Moreover the agreement enabled improved and formal collaboration between the USCG and the Peruvian General Directorate of Captaincies and Coastguards and Peruvian Air Force during maritime distress cases in the eastern Pacific Ocean.

It is the first binding SAR Agreement between the US and a South American country.

It will be the base of future bilateral cooperation and coordination of SAR operations in the two nations’ contiguous maritime SAR regions.

The Agreement also allows for cooperation on joint SAR exercises, regular checks of communication channels, reciprocal visits by SAR experts, and the exchange of information.

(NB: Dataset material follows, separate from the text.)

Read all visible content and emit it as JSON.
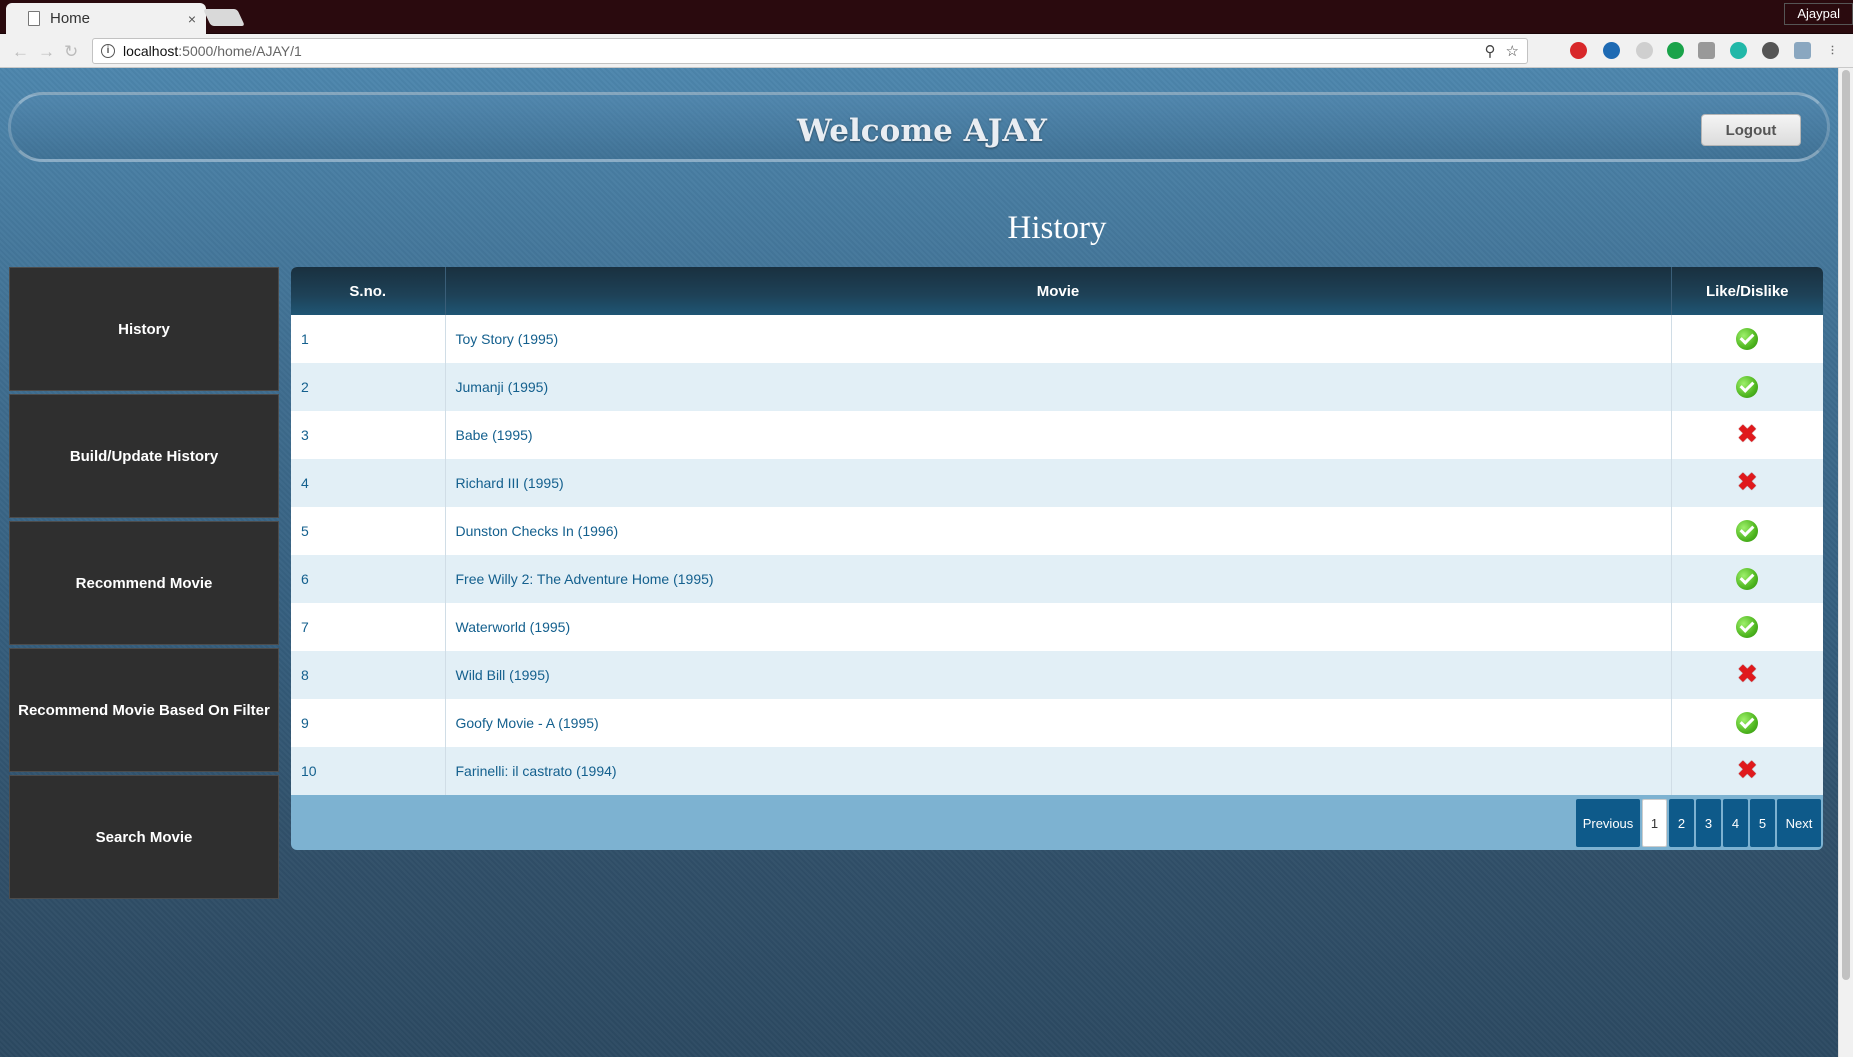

As U.S. Coast Guard's Richard Buttons, the U.S. delegate during the negotiations, which started in 2007 commented

This is a landmark Agreement for the U.S. Coast Guard, as it codifies and recognizes the importance of cooperation between our two nations in conducting maritime and aeronautical search and rescue operations.

In the meantime, he continued that the Agreement will save lives and enhance the collective effectiveness in assisting mariners in distress.

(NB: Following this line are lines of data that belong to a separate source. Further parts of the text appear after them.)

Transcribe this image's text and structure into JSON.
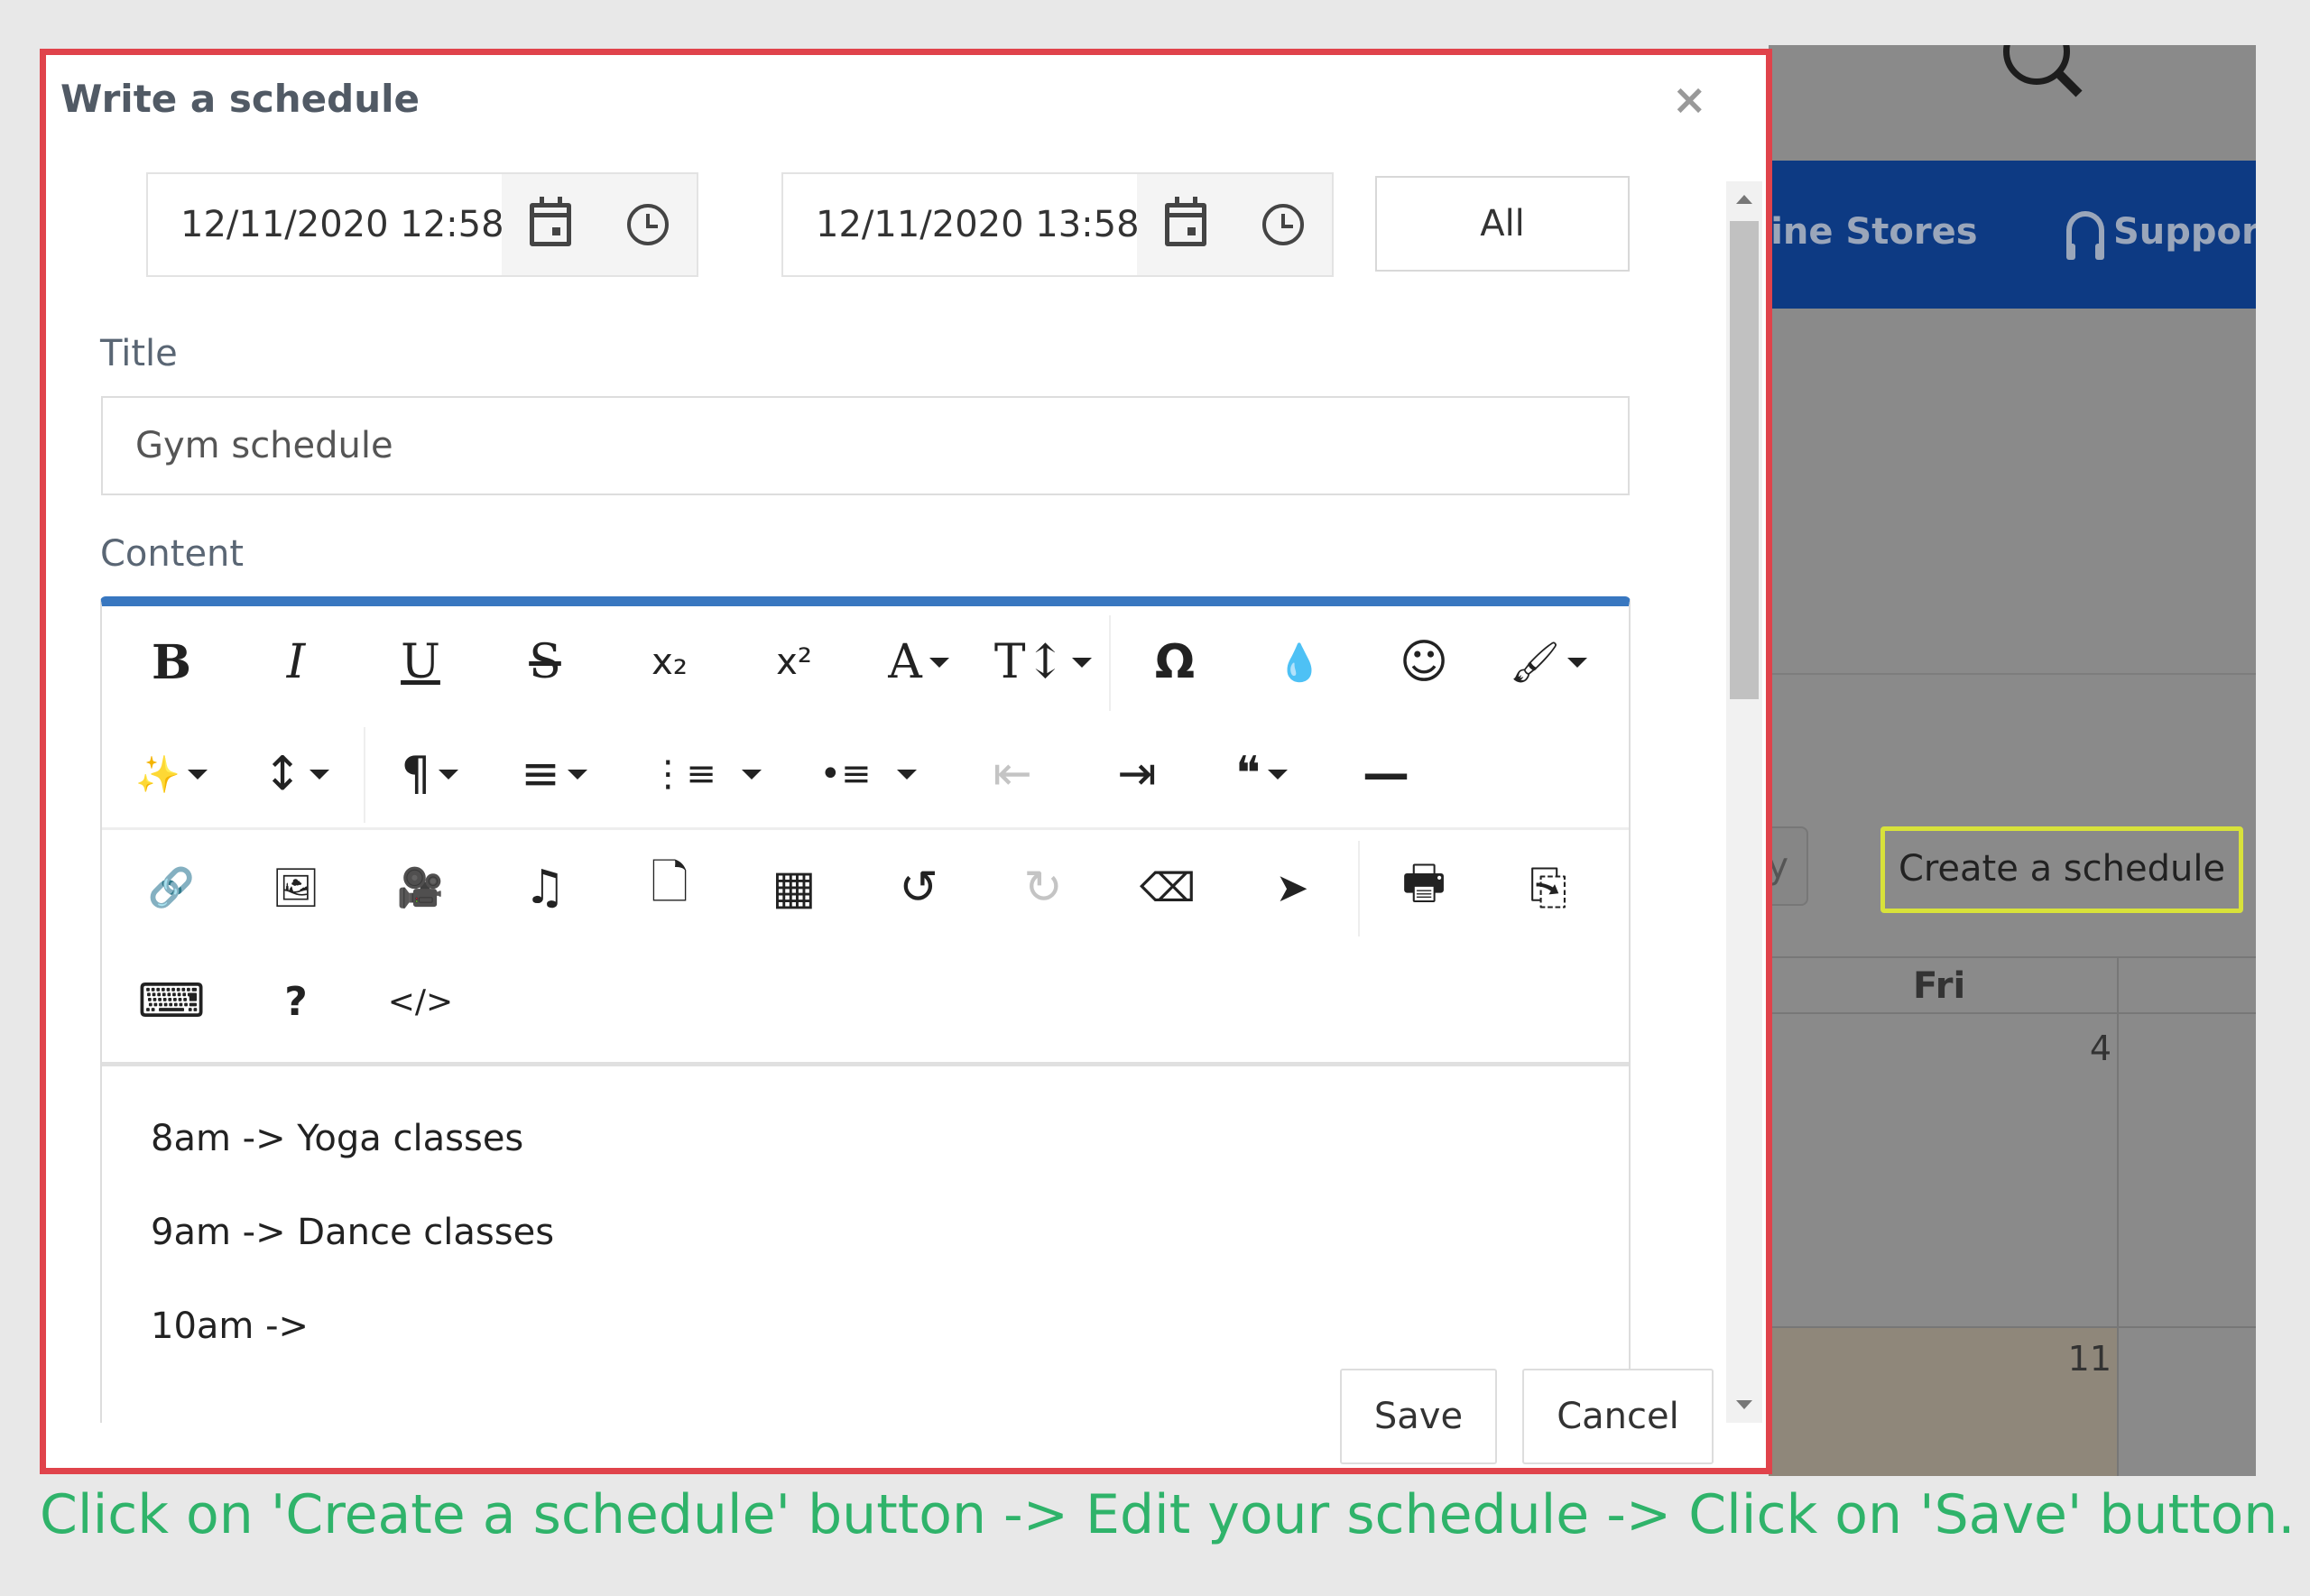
{
  "background": {
    "nav": {
      "stores": "nline Stores",
      "support": "Support"
    },
    "today_button": "lay",
    "create_button": "Create a schedule",
    "calendar": {
      "day_header": "Fri",
      "cell_a": "4",
      "cell_b": "11"
    }
  },
  "dialog": {
    "title": "Write a schedule",
    "close_label": "×",
    "start_datetime": "12/11/2020 12:58",
    "end_datetime": "12/11/2020 13:58",
    "calendar_select": "All",
    "title_label": "Title",
    "title_value": "Gym schedule",
    "content_label": "Content",
    "content_lines": [
      "8am -> Yoga classes",
      "9am -> Dance classes",
      "10am ->"
    ],
    "save_label": "Save",
    "cancel_label": "Cancel"
  },
  "toolbar": {
    "bold": "B",
    "italic": "I",
    "underline": "U",
    "strikethrough": "S",
    "subscript": "x₂",
    "superscript": "x²",
    "font_color": "A",
    "font_size": "T↕",
    "special_char": "Ω",
    "color_drop": "💧",
    "emoji": "☺",
    "paint": "🖌",
    "magic": "✨",
    "line_height": "↕",
    "paragraph": "¶",
    "align": "≡",
    "ordered_list": "⋮≡",
    "unordered_list": "•≡",
    "outdent": "⇤",
    "indent": "⇥",
    "quote": "❝",
    "hr": "—",
    "link": "🔗",
    "image": "🖼",
    "video": "🎥",
    "audio": "♫",
    "file": "🗋",
    "table": "▦",
    "undo": "↺",
    "redo": "↻",
    "eraser": "⌫",
    "select": "➤",
    "print": "🖶",
    "pdf": "⎘",
    "keyboard": "⌨",
    "help": "?",
    "code": "</>"
  },
  "caption": "Click on 'Create a schedule' button -> Edit your schedule -> Click on 'Save' button.",
  "colors": {
    "highlight_red": "#e0434b",
    "highlight_yellow": "#d8e23a",
    "editor_accent": "#3877c0",
    "caption_green": "#2fb36a"
  }
}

The Agreement stems from authorities and responsibilities found in the 1979 International Convention on Maritime Search and Rescue (SAR Convention) and the 1944 Convention on International Civil Aviation, to which the United States and Peru are parties.

Both Conventions require the establishment of search and rescue regions, defined by an area in which each nation agrees to coordinate and provide SAR services to persons in distress at sea.